Thermal Imaging

Tower with thermal camera
The land surface temperature (LST) is related to all components of the energy balance and is therefore a crucial parameter for the energy budget of permafrost environments. The sensitivity of permafrost towards degradation and the potential activation of a massive carbon source is directly associated with the energy exchange processes occurring at the soil-atmosphere interface.
Especially wet tundra landscapes, where large quantities of carbon are stored in frozen organic soils, may become a massive source of green house gases under a warmer climate. The satellite observations indicate strong warming trends of LST during summer over the entire Arctic, which is essential for the summer thaw depth of permafrost soils.
Hence, the monitoring of LST in permafrost environments monitoring of LST can be an important tool to assess the effects of climate change in the usually remote and inaccessible permafrost envirmoments. The spatial resolution of satellite LST products typically ranges from 60 meters (Landsat) to one kilometer (MODIS).

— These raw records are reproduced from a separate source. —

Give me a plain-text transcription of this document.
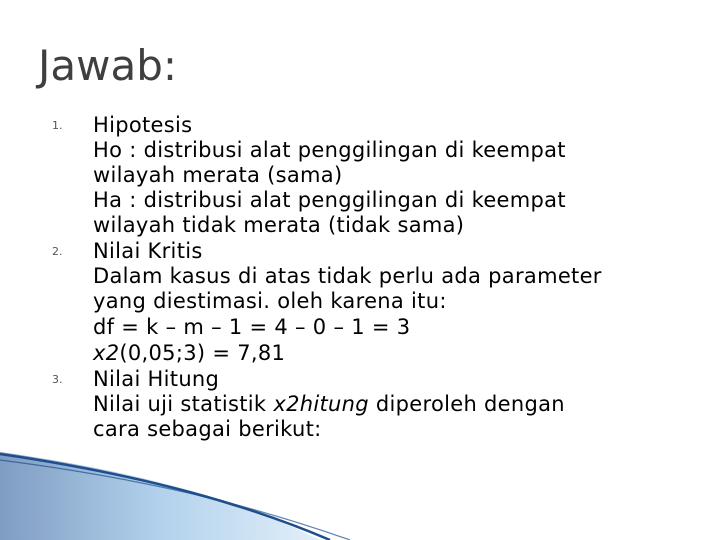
Jawab:
1.	Hipotesis
Ho : distribusi alat penggilingan di keempat
wilayah merata (sama)
Ha : distribusi alat penggilingan di keempat
wilayah tidak merata (tidak sama)
2.	Nilai Kritis
Dalam kasus di atas tidak perlu ada parameter
yang diestimasi. oleh karena itu:
df = k – m – 1 = 4 – 0 – 1 = 3
x2(0,05;3) = 7,81
3.	Nilai Hitung
Nilai uji statistik x2hitung diperoleh dengan
cara sebagai berikut:
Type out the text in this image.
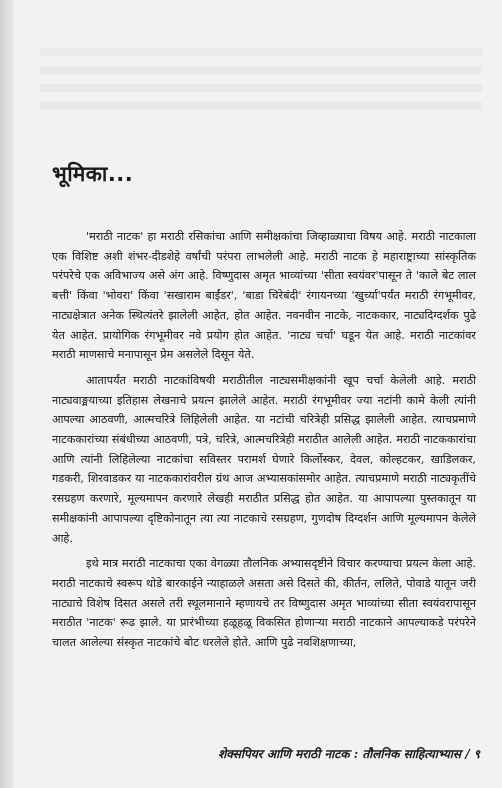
भूमिका...

'मराठी नाटक' हा मराठी रसिकांचा आणि समीक्षकांचा जिव्हाळ्याचा विषय आहे. मराठी नाटकाला एक विशिष्ट अशी शंभर-दीडशेहे वर्षांची परंपरा लाभलेली आहे. मराठी नाटक हे महाराष्ट्राच्या सांस्कृतिक परंपरेचे एक अविभाज्य असे अंग आहे. विष्णुदास अमृत भाव्यांच्या 'सीता स्वयंवर'पासून ते 'काले बेट लाल बत्ती' किंवा 'भोवरा' किंवा 'सखाराम बाईंडर', 'बाडा चिरेबंदी' रंगायनच्या 'खुर्च्या'पर्यंत मराठी रंगभूमीवर, नाट्यक्षेत्रात अनेक स्थित्यंतरे झालेली आहेत, होत आहेत. नवनवीन नाटके, नाटककार, नाट्यदिग्दर्शक पुढे येत आहेत. प्रायोगिक रंगभूमीवर नवे प्रयोग होत आहेत. 'नाट्य चर्चा' घडून येत आहे. मराठी नाटकांवर मराठी माणसाचे मनापासून प्रेम असलेले दिसून येते.

आतापर्यंत मराठी नाटकांविषयी मराठीतील नाट्यसमीक्षकांनी खूप चर्चा केलेली आहे. मराठी नाट्यवाङ्मयाच्या इतिहास लेखनाचे प्रयत्न झालेले आहेत. मराठी रंगभूमीवर ज्या नटांनी कामे केली त्यांनी आपल्या आठवणी, आत्मचरित्रे लिहिलेली आहेत. या नटांची चरित्रेही प्रसिद्ध झालेली आहेत. त्याचप्रमाणे नाटककारांच्या संबंधीच्या आठवणी, पत्रे, चरित्रे, आत्मचरित्रेही मराठीत आलेली आहेत. मराठी नाटककारांचा आणि त्यांनी लिहिलेल्या नाटकांचा सविस्तर परामर्श घेणारे किर्लोस्कर, देवल, कोल्हटकर, खाडिलकर, गडकरी, शिरवाडकर या नाटककारांवरील ग्रंथ आज अभ्यासकांसमोर आहेत. त्याचप्रमाणे मराठी नाट्यकृतींचे रसग्रहण करणारे, मूल्यमापन करणारे लेखही मराठीत प्रसिद्ध होत आहेत. या आपापल्या पुस्तकातून या समीक्षकांनी आपापल्या दृष्टिकोनातून त्या त्या नाटकाचे रसग्रहण, गुणदोष दिग्दर्शन आणि मूल्यमापन केलेले आहे.

इथे मात्र मराठी नाटकाचा एका वेगळ्या तौलनिक अभ्यासदृष्टीने विचार करण्याचा प्रयत्न केला आहे. मराठी नाटकाचे स्वरूप थोडे बारकाईने न्याहाळले असता असे दिसते की, कीर्तन, ललिते, पोवाडे यातून जरी नाट्याचे विशेष दिसत असले तरी स्थूलमानाने म्हणायचे तर विष्णुदास अमृत भाव्यांच्या सीता स्वयंवरापासून मराठीत 'नाटक' रूढ झाले. या प्रारंभीच्या हळूहळू विकसित होणाऱ्या मराठी नाटकाने आपल्याकडे परंपरेने चालत आलेल्या संस्कृत नाटकांचे बोट धरलेले होते. आणि पुढे नवशिक्षणाच्या,

शेक्सपियर आणि मराठी नाटक : तौलनिक साहित्याभ्यास / ९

Temperature differences on smaller scales are therefore not resolved, but are nevertheless critical when they occur systematically over long time periods. In such cases, they result from sustained differences in the surface energy balance and might indicate differences in the thermal state of the subjacent permafrost, potentially triggering processes such as initial thermo karst erosion.
In particular, sub-resolution LST variations are expected to occur in highly fractionated landscapes. This is especially true for permafrost environments, such as the wet polygonal tundra, where a sharp contrast between wet and dry surface patches occurs on scales of several meters. Hence, it is desirable to elucidate the sub-resolution surface temperature variability and its impact on the accuracy of satellite permafrost monitoring schemes.
With a thermal imaging system mounted on a 10m tower we measured surface temperature variability on a small scale at our sites on Svalbard and in Siberia during the snow free period.